Die Autoren dieses bemerkenswerten Buches sind der Neurobiologe Gerald Hüther und der Philosoph Christoph Quarch. Ziel der beiden ist es, mittels des Buches die Leser dazu zu motivieren, die Bedeutung des Spiels wiederzuentdecken.

"Was wird aus uns, wenn wir aufhören zu spielen?" lautet die Eingangsfrage, die zunächst im Vorwort reflektiert wird. In diesem Zusammenhang erfährt man u.a., dass es ohne die Möglichkeit des spielerischen Ausprobierens keine Kreativität geben kann. Sobald wir aufhören zu spielen, hören wir auf, das Leben in all seinen Möglichkeiten zu erkunden. Auf diese Weise verspielen wir die Potenziale, die in uns stecken. 

Auf spielerische Art neue kreative Lösungen zu entwickeln, sind nur jene in der Lage, die anstelle Einzelkämpfer zu werden, mit anderen zusammengeblieben sind. Sie wurden nicht zu Spezialisten, sondern blieben Generalisten, die- "statt ausdifferenziert und altersstarr zu werden- jung und undifferenziert geblieben sind." 

Damit das sehr umfangreiche Potenzial an Vernetzungsmöglichkeiten im Gehirn gut stabilisiert werden kann und die angelegten Talente und Begabungen zur Entfaltung kommen können, ist es notwendig zu spielen. Das Spiel dient zur Erkundung der Möglichkeiten. 

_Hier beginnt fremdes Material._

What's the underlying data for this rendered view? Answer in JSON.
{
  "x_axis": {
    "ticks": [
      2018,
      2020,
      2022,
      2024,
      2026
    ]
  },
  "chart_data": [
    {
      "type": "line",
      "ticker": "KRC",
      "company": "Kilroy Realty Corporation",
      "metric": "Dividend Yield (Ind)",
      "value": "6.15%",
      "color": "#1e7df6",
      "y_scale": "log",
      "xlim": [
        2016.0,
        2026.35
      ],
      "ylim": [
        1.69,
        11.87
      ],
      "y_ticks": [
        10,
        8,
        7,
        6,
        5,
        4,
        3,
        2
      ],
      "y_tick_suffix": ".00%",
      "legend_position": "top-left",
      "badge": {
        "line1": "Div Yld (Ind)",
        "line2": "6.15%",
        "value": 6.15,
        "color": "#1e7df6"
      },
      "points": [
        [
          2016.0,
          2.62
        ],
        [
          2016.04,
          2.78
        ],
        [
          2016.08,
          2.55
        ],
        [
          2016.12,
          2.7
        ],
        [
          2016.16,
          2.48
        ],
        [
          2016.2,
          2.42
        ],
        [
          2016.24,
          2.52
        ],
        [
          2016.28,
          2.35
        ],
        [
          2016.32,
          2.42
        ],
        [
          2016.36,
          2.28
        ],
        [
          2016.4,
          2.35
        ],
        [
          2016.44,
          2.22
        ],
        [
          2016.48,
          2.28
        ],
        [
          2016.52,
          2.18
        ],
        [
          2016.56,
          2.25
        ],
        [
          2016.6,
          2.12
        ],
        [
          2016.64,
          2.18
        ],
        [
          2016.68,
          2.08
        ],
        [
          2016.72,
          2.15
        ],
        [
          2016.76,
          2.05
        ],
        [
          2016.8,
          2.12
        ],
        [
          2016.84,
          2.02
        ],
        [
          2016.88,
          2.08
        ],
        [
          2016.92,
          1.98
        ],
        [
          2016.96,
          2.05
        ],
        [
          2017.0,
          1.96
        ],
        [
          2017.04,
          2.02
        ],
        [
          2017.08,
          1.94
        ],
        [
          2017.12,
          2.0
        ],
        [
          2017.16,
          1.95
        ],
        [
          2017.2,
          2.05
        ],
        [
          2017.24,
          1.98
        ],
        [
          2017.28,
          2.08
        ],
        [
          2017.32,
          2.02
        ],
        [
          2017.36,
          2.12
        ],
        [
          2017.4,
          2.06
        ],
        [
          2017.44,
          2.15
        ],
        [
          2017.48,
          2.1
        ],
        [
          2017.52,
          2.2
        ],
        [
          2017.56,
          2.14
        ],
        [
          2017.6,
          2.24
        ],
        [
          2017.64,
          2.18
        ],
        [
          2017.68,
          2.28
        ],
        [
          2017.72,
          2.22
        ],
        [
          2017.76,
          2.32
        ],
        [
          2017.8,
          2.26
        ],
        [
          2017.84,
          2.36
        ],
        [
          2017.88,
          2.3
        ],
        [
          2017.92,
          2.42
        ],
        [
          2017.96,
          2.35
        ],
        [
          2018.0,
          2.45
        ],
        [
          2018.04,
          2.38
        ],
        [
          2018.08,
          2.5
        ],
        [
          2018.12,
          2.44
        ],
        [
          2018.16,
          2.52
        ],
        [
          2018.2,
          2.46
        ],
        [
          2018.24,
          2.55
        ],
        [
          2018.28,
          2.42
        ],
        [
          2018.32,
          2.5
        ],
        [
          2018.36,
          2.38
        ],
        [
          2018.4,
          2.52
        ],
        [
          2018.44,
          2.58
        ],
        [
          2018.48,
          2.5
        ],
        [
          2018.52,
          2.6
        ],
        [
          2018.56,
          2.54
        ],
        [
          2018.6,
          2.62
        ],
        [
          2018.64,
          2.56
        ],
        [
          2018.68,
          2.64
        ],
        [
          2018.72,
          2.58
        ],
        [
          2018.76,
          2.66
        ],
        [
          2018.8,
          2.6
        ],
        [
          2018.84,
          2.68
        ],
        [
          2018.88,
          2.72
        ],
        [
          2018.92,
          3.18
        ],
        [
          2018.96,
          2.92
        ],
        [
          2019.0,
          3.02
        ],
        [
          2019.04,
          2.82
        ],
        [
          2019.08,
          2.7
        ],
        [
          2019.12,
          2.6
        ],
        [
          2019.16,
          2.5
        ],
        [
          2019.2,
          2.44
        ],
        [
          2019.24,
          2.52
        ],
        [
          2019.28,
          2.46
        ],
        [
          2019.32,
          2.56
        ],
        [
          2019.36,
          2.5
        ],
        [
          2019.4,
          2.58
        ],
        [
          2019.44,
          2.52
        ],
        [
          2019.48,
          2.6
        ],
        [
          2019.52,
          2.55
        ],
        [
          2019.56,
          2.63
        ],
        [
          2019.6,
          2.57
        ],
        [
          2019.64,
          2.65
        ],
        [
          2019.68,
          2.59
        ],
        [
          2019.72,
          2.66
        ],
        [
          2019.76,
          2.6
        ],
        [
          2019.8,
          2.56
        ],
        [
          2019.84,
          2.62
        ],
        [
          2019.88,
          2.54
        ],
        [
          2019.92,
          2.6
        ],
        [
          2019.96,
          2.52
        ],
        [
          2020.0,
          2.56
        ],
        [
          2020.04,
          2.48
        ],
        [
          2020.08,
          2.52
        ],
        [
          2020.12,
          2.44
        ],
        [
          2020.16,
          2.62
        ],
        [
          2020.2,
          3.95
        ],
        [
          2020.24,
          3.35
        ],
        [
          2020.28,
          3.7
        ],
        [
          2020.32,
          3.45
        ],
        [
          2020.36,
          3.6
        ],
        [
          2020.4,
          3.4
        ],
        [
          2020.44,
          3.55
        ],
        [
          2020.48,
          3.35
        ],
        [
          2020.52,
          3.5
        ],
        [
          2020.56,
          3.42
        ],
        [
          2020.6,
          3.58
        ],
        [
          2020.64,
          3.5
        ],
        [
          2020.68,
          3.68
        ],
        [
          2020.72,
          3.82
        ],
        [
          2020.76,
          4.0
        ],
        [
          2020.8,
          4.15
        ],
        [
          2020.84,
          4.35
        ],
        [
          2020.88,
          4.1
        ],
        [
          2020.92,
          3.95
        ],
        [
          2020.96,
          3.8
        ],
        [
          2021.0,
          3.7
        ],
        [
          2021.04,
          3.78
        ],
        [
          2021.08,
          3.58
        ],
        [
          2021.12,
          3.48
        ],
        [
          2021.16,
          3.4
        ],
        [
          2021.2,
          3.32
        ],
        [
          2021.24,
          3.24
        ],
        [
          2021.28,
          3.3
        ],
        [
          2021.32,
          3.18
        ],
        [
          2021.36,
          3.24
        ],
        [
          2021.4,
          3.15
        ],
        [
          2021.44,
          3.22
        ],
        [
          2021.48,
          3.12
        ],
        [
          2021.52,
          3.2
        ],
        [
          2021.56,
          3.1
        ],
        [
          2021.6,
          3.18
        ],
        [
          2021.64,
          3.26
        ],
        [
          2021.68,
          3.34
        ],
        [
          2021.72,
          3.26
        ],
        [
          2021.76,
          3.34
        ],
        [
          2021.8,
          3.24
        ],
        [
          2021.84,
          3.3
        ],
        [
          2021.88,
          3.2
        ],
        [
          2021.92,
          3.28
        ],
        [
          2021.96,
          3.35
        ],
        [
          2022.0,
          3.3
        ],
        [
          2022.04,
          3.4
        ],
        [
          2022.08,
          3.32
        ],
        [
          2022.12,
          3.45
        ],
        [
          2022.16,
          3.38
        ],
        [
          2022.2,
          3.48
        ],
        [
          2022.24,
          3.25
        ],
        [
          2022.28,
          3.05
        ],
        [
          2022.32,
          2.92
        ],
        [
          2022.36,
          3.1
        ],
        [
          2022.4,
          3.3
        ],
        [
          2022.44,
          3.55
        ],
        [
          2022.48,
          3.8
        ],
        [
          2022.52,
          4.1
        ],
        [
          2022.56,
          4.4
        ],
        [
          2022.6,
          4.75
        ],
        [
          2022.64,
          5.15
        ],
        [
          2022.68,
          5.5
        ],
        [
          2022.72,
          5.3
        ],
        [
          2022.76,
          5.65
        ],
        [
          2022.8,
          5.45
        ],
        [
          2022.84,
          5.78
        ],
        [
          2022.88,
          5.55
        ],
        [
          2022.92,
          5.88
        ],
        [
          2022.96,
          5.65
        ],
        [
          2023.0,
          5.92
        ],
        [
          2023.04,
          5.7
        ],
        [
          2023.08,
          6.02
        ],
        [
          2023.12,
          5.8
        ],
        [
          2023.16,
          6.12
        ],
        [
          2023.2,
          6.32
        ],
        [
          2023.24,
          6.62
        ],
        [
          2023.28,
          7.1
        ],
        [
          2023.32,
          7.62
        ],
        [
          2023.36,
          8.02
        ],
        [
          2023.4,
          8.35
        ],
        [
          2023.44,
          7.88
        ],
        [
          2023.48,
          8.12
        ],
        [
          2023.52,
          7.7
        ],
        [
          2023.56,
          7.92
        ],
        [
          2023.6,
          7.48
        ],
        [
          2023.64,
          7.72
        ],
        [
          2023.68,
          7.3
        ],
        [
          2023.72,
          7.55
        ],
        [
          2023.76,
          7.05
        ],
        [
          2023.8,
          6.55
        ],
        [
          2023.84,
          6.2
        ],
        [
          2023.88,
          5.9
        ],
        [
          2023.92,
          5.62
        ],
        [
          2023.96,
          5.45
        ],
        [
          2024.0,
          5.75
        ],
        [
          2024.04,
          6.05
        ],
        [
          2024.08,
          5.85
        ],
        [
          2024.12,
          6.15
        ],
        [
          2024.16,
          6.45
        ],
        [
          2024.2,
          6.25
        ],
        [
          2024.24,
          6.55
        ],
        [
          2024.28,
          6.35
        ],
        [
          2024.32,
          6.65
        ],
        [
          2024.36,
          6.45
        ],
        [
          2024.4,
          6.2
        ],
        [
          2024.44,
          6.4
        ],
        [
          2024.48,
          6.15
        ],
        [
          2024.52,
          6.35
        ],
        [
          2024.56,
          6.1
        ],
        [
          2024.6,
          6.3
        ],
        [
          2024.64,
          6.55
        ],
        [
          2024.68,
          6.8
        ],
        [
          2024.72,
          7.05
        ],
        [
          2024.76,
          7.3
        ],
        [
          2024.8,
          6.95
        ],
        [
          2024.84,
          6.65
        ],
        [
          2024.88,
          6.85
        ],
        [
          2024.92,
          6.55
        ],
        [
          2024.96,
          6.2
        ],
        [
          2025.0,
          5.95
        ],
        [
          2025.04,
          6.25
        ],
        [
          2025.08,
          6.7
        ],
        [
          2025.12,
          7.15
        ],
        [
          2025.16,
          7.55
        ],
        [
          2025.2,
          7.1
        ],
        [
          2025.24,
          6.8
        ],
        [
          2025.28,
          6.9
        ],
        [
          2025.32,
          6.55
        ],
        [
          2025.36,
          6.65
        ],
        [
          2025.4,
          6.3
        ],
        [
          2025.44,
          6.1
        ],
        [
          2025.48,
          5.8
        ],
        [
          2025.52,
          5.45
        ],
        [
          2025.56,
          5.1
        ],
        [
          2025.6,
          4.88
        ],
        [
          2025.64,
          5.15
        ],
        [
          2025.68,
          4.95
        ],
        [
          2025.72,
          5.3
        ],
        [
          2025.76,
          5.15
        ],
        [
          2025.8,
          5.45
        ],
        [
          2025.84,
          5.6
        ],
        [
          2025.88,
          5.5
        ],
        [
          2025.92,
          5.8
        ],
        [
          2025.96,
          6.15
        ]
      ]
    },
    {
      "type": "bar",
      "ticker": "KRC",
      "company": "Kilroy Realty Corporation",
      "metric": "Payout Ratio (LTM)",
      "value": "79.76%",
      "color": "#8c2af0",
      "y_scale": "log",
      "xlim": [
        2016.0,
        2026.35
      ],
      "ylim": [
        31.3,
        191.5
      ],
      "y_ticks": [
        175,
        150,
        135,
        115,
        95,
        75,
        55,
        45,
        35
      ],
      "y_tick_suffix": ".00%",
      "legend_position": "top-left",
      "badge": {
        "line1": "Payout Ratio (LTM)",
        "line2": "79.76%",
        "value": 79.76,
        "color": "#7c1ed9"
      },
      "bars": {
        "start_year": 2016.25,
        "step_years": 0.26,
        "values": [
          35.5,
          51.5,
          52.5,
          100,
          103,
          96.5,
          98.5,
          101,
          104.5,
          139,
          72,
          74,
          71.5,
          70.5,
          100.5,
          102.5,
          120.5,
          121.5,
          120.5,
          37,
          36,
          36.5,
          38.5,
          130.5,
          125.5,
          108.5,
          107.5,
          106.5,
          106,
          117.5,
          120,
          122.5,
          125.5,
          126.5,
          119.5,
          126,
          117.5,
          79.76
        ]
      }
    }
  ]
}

Unterrichtet wird man im Hinblick auf die  Philosophie des Spielens und hier auch bezüglich der Spielweisen der antiken Philosophen. Wissen sollte man, dass es den Griechen um Lebendigkeit ging. Genauer, es ging ihnen um die bestmögliche Entfaltung der Seele. Dabei galt als Ideal des Lebens die Balance des Leibes und der Seele. 

Auch über die Spielweisen der Neuzeit wird man in Kenntnis gesetzt und liest wie sich unter dem Einfluss der Reformation ein zutiefst feindlicher Groll gegenüber dem spielerischen Geist, der an Adelshöfen des Rokoko herrschte, in der Französischen Revolution entlud. Kritiker wie Friedrich Schiller waren Gegner der neuen Ernsthaftigkeit, weil sie darin eine Bedrohung des Humanen erkannten. 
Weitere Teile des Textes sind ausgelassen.